Здесь умирающему не надо быть музыкантом,
а тени — сверяться с ритмом, чтобы сойти в Аид.
Завязь уже несла в себе меру бриза,
тень убегала, число было вестью света.
Утро лощило тафту на груди у Валенсуэлы.
Чета вплывала в повозке, даря пифагоровы знаки,
там же качалась свеча на волнах сновиденья,
которыми правил учтивый трезубец гаванской флейты.
Нездешняя пара царила в здешних пространствах,
чета за четой выплывали из сна,
вступая в Орплид{21} узнаванья.
Их богатство — окурки да опаль, плевки да пушинки.
Лишь прикоснись — и вспухнет желвак оплеухи.
После стольких часов никто
не спешил в круговерть.
Танцевальный зал был отводком иного мира.
Танец — это слиянье с единством живых и мертвых.
Танцор разменивает фигуры
с золотовласым Радамантом{22}.
На закорках небесной медведицы — целое
созвездье волынок,
но петлю из тафты обкорнала гаванская флейта.
И снова та же повозка, где царственно застывший
мулат
приветствует над пепелищем оттаявший портик
Мария Самбрано{23}
Мария стала такой бестелесной,
что разом видишь ее
в Швейцарии, в Риме, в Гаване.
Вместе с Арасели
ей не страшен ни зной, ни холод.
С ней повсюду кошки,
оскопленные, распаленные,
пружинистые привиденья Бодлера{24},
и до того неотступно смотрят,
что смущенной Марии приходится брать перо.

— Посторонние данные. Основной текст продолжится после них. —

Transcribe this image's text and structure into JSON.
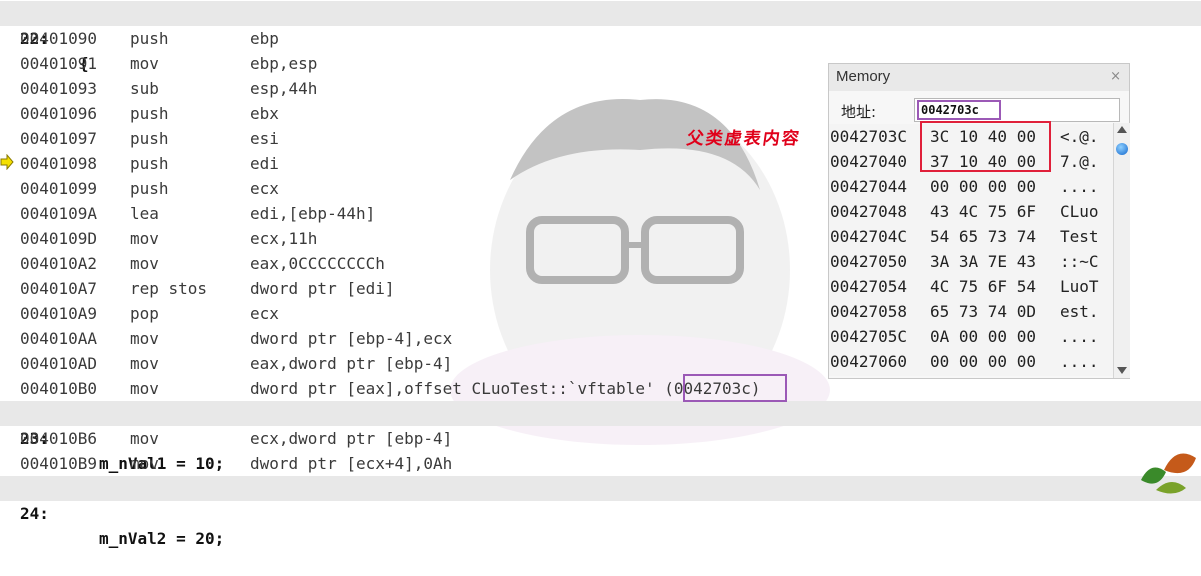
{
  "source_lines": {
    "l22": {
      "num": "22:",
      "stmt": "{"
    },
    "l23": {
      "num": "23:",
      "stmt": "m_nVal1 = 10;"
    },
    "l24": {
      "num": "24:",
      "stmt": "m_nVal2 = 20;"
    }
  },
  "asm": [
    {
      "addr": "00401090",
      "mnem": "push",
      "ops": "ebp"
    },
    {
      "addr": "00401091",
      "mnem": "mov",
      "ops": "ebp,esp"
    },
    {
      "addr": "00401093",
      "mnem": "sub",
      "ops": "esp,44h"
    },
    {
      "addr": "00401096",
      "mnem": "push",
      "ops": "ebx"
    },
    {
      "addr": "00401097",
      "mnem": "push",
      "ops": "esi"
    },
    {
      "addr": "00401098",
      "mnem": "push",
      "ops": "edi"
    },
    {
      "addr": "00401099",
      "mnem": "push",
      "ops": "ecx"
    },
    {
      "addr": "0040109A",
      "mnem": "lea",
      "ops": "edi,[ebp-44h]"
    },
    {
      "addr": "0040109D",
      "mnem": "mov",
      "ops": "ecx,11h"
    },
    {
      "addr": "004010A2",
      "mnem": "mov",
      "ops": "eax,0CCCCCCCCh"
    },
    {
      "addr": "004010A7",
      "mnem": "rep stos",
      "ops": "dword ptr [edi]"
    },
    {
      "addr": "004010A9",
      "mnem": "pop",
      "ops": "ecx"
    },
    {
      "addr": "004010AA",
      "mnem": "mov",
      "ops": "dword ptr [ebp-4],ecx"
    },
    {
      "addr": "004010AD",
      "mnem": "mov",
      "ops": "eax,dword ptr [ebp-4]"
    },
    {
      "addr": "004010B0",
      "mnem": "mov",
      "ops": "dword ptr [eax],offset CLuoTest::`vftable' (0042703c)"
    },
    {
      "addr": "004010B6",
      "mnem": "mov",
      "ops": "ecx,dword ptr [ebp-4]"
    },
    {
      "addr": "004010B9",
      "mnem": "mov",
      "ops": "dword ptr [ecx+4],0Ah"
    }
  ],
  "annotation": "父类虚表内容",
  "memory": {
    "title": "Memory",
    "close": "×",
    "address_label": "地址:",
    "address_value": "0042703c",
    "rows": [
      {
        "addr": "0042703C",
        "hex": "3C 10 40 00",
        "text": "<.@."
      },
      {
        "addr": "00427040",
        "hex": "37 10 40 00",
        "text": "7.@."
      },
      {
        "addr": "00427044",
        "hex": "00 00 00 00",
        "text": "...."
      },
      {
        "addr": "00427048",
        "hex": "43 4C 75 6F",
        "text": "CLuo"
      },
      {
        "addr": "0042704C",
        "hex": "54 65 73 74",
        "text": "Test"
      },
      {
        "addr": "00427050",
        "hex": "3A 3A 7E 43",
        "text": "::~C"
      },
      {
        "addr": "00427054",
        "hex": "4C 75 6F 54",
        "text": "LuoT"
      },
      {
        "addr": "00427058",
        "hex": "65 73 74 0D",
        "text": "est."
      },
      {
        "addr": "0042705C",
        "hex": "0A 00 00 00",
        "text": "...."
      },
      {
        "addr": "00427060",
        "hex": "00 00 00 00",
        "text": "...."
      }
    ]
  },
  "colors": {
    "highlight_red": "#e0203a",
    "highlight_purple": "#9b59b6",
    "source_line_bg": "#e8e8e8",
    "arrow": "#f5e000"
  }
}
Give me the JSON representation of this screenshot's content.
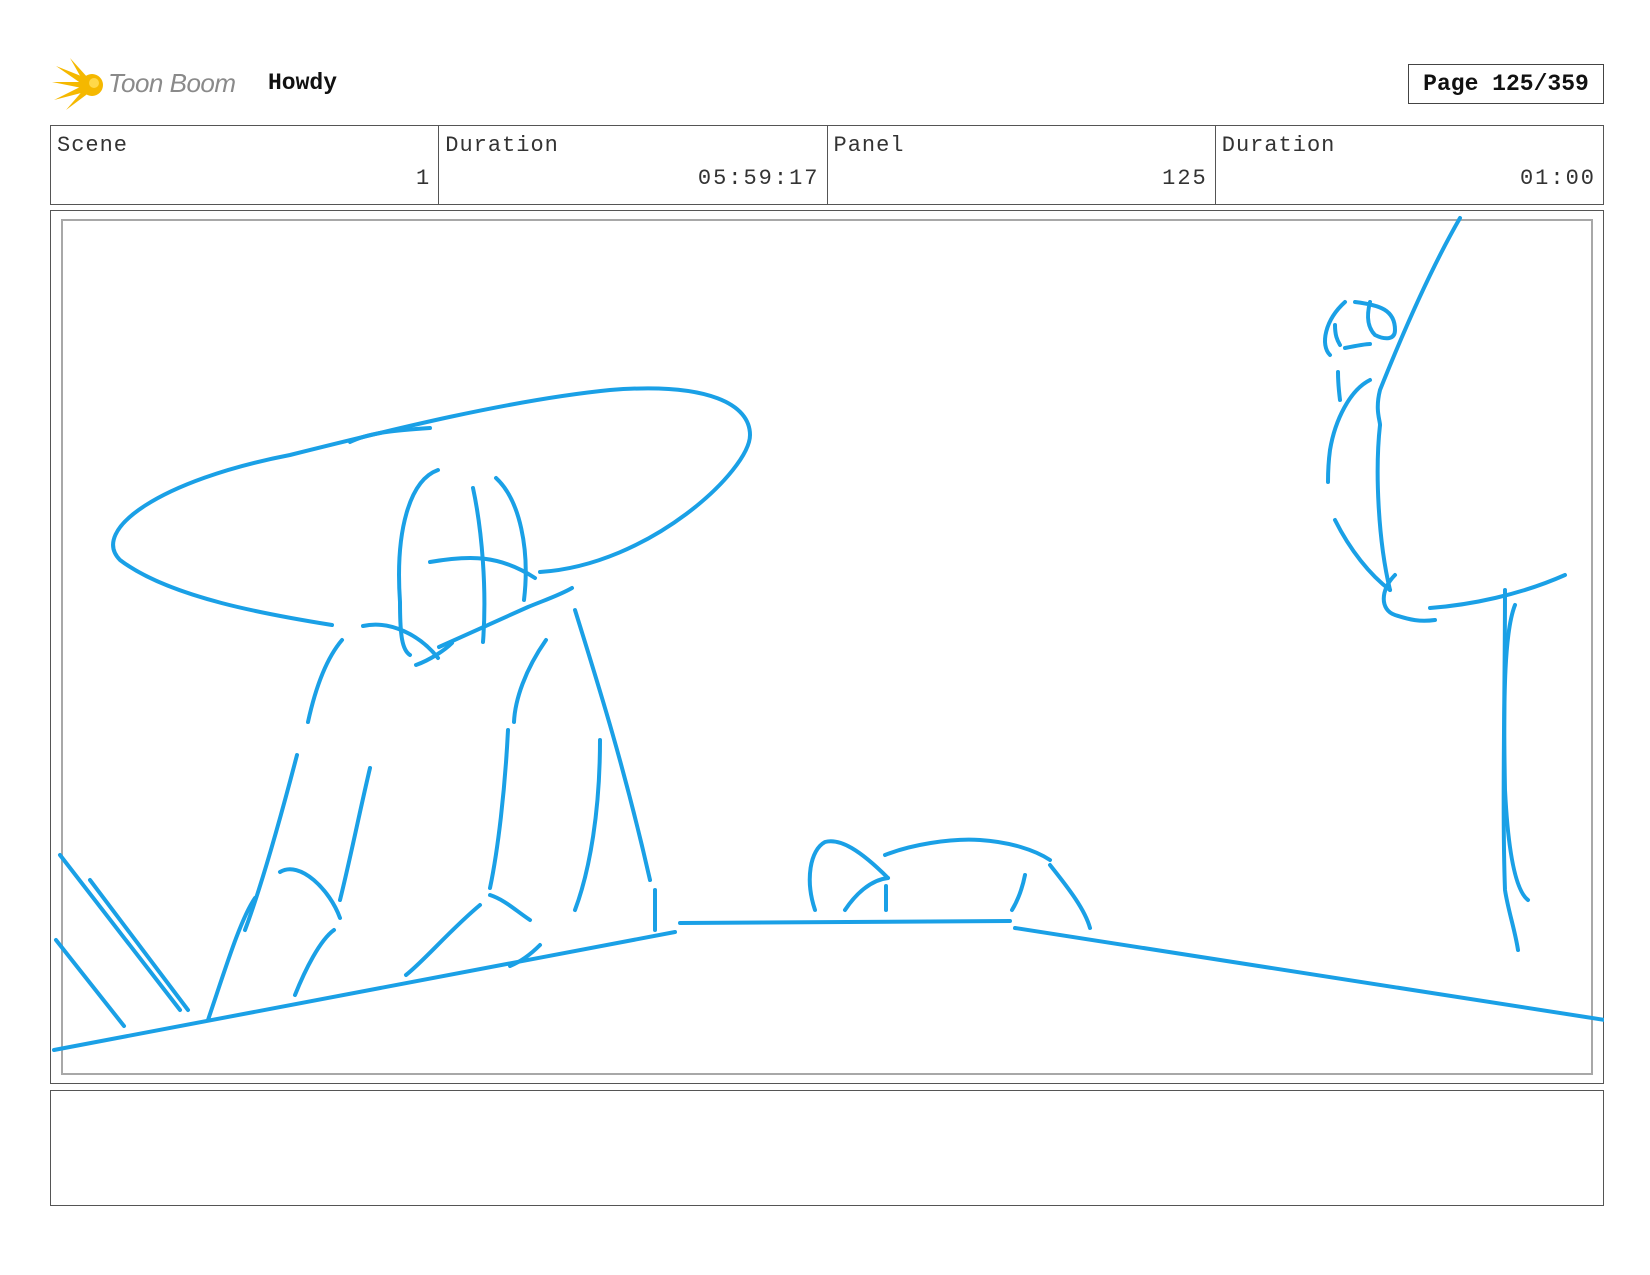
{
  "header": {
    "logo_text": "Toon Boom",
    "project_title": "Howdy",
    "page_label": "Page 125/359"
  },
  "info": [
    {
      "label": "Scene",
      "value": "1"
    },
    {
      "label": "Duration",
      "value": "05:59:17"
    },
    {
      "label": "Panel",
      "value": "125"
    },
    {
      "label": "Duration",
      "value": "01:00"
    }
  ],
  "colors": {
    "sketch_stroke": "#1aa0e6",
    "logo_star": "#f5b800",
    "logo_text": "#8a8a8a"
  },
  "notes": ""
}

Я слышал, как она разговаривает со всеми —
от Платона до Гуссерля —
в самые разные дни, разделенные горными пиками,
и заканчивает мексиканским корридо{25}.
Ионийские гребешки Средиземноморья,
кошки с их излюбленным словом «как»,
соединяющим, по верованиям египтян,
неразрывной метафорой всё на свете,
что-то шептали ей на ухо,
а тем временем Арасели выкладывала магический круг
из двенадцати кошек, двенадцати знаков зодиака,
ждущих своей минуты,
чтобы пропеть псалом из египетской «Книги мертвых»{26}.
И Мария теперь для меня
вроде сивиллы, —
к ней подходишь с оглядкой,
ожидая услышать голос земных глубин
и небес эмпирея,
которые много выше зримого неба.
Переживая, предчувствуя ее облачное прибытье,
ты как будто вздымаешь чашу вина
и окунаешься в животворную гущу.
Она снова может уехать,
рука об руку с Арасели,
но всегда возвратится прыгучим зайчиком света.
Мама{27}
Я опять увидел мамино лицо.
А вокруг была ночь, и она врезалась в другую —
ту, где я спал.
Ночь двигалась и замирала, —
то ли косящий нож, то ли крепнущий вихрь, —
но сон проходил мимо ночи.
Все устремлялось кверху,
где ты о чем-то шепталась
с маленьким крабом,
и я понимал, понимал по твоей улыбке,
что ты затем и пришла —
подарить мне его,
а я бы смотрел, как забавно он семенит,
или сажал его в кучку горячей муки.
Маисовый початок с молочными зубами ребенка,
ящик стола с серебристыми мурашами.
Ящик стола — змея
толщиною в руку, выгибающая
двуострый язык старинных
часов, этой жуткой
потешной трещотки.
Ты переступила порог
и закрыла глаза мне, чтоб я тебя сразу узнал,
пока тело уже цепенеет,
затекая, немея
под легким грузом дождя
или шторы, окутавшей арфу.
Вместе с полной луной
во дворе собрались и другие
приглашенные звезды.
Твой обычный маршрут был само
милосердье и чудо.
Ты повернулась к двери,
еще оставаясь с нами,
словно кто-то вступил в разговор,
а потом засмеялся
и проскользнул между дверью
и оставшимся,
будто уже уходя, но вдруг передумав.
Этот оставшийся был, наверное, Бог,
а может быть, я,
а может быть, стертый с земли особняк
и в нем на своей деревянной лошадке,
может быть, я.
Кто-то рядом со мною
дыханьем удерживал тень,
уцепившуюся за риф, за округлую пустоту.
Ты сводилась теперь
к летучей полоске металла,
окаймленного кратким огнем,
к дымке над утренней
чашечкой кофе,
к волоску.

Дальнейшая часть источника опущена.